Central Bank cuts rate to 10pc to stimulate growth

The Central Bank of Kenya (CBK), through its Monetary Policy Committee (MPC), has continued its trend of easing the monetary policy by lowering the Central Bank Rate (CBR) to 10.00 per cent from the previous 10.75 following its April 8 meeting marking the fourth month slash in a row.
This, according to the apex bank is expected to help in boost lending, stimulate private sector credit growth, and support the broader economy amid improving macroeconomic conditions.
The decision was largely influenced by reduced inflationary pressures and a more stable economic outlook. “The committee felt there was scope for a further easing of the monetary policy stance to stimulate lending by banks to the private sector and support economic activity, while ensuring exchange rate stability,” CBK Governor Kamau Thugge said in a statement.

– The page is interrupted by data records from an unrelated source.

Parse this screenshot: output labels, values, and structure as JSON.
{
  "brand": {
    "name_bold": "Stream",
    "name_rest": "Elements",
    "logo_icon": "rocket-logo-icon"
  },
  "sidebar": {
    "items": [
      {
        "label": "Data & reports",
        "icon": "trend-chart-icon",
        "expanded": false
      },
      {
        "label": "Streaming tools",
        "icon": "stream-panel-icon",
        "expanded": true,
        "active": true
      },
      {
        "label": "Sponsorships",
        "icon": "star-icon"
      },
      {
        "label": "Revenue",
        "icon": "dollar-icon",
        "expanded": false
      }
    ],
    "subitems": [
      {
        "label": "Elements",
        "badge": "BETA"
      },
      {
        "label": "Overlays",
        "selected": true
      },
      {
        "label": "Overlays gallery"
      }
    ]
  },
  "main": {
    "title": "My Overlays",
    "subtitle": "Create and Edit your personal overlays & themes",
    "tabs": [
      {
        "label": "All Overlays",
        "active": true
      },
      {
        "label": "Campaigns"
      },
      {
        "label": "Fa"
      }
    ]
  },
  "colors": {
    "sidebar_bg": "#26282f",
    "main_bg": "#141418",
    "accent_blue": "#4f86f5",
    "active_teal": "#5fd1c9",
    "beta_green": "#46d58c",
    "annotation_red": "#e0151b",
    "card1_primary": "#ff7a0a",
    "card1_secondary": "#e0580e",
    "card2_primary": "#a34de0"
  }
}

Thugge who chairs MPC said the decision-making body for monetary policy will closely monitor the impact of the policy measures as well as developments in the global and domestic economy and stands ready to take further action as necessary in line with its mandate.
At the same time, the Cash Reserve Ratio has been adjusted by one basis point to 3.25 per cent to provide banks with additional liquidity and encourage lower rates.
Interest rate corridor
Kenya’s inflation rose to 3.6 per cent year-on-year in March from 3.5 per cent a month before, according to the statistics office.
In addition to the rate cut, the MPC approved narrowing the interest rate corridor around the CBR from ±150 to ±75 basis points and reduced the Discount Window rate spread to the same range to better align market rates with the policy rate. Between August 2024 and February 2025, the MPC implemented a series of interest rate cuts, reducing the CBR from 13.00 per cent to 10.75 per cent.
On August 6, 2024, the CBR was lowered by 25 basis points to 12.75 per cent, followed by further reductions to 12.00 per cent on October 8, 11.25 per cent on December 5, and finally 10.75 per cent on February 5, 2025.
“These consistent rate cuts were primarily influenced by easing inflationary pressures in the economy. The Central Bank’s actions reflect an accommodative monetary policy stance aimed at supporting economic recovery and stimulating growth. Lower interest rates are expected to enhance the lending environment, making credit more affordable and accessible for both businesses and consumers reversing the trend where it was difficult for the private sector to access affordable credit.
“This move is projected to encourage business expansion, increase household consumption, and ultimately promote job creation.” However, despite warning of dire consequences from CBK, commercial banks have taken their time to lower the rates causing a counterintuitive measure that slows down the expected impact on the economy.
While the regulator has lowered the benchmark rate by 300 basis points since August 2024, many tier-one banks have only marginally adjusted their lending rates, a move that runs counter to the CBK’s intentions. For instance, KCB lowered its lending rate by just one basis point to 14.6 per cent, while Co-op Bank reduced its rate by two percentage points to 14.5 per cent. Other institutions such as Equity, Absa, and NCBA have made slight reductions, with lending rates still well above the current CBR.
While the Kenya Bankers Association (KBA) maintains that rates have dropped by an average of three per cent and that banks require 30 days to adjust to new CBR changes, concerns remain about the slow pace of rate transmission.
KBA CEO Raymond Molenje highlighted the need for a uniform and transparent framework across all banks to ensure consistency and compliance.
Smaller lenders
Meanwhile, smaller lenders have demonstrated more responsiveness. As of february 5, only five banks had slashed their rates to match the apex bank’s then rate of 10.75 per cent where Kingdom Bank slashed its rates by 5.5 per cent to 13.86 per cent, Citi Bank NA by 5.69 per cent to 12.78 per cent, and Consolidated Bank and Stanbic Bank reduced theirs to 13.31 and 13.68 per cent respectively.
These shifts suggest a potential turning point in credit accessibility for businesses and households, especially as more competitive rates begin to emerge from smaller players in the banking sector.
This could inject new life into the economy by expanding financing options and improving cash flow across sectors. “The CBK remains committed to monitoring the effectiveness of its monetary tools and economic developments, with the next MPC meeting scheduled for June 2025,” CBK stated.
As discussions continue around removing the 30-day adjustment window, there is increasing pressure for immediate rate alignment to deliver real-time benefits to consumers.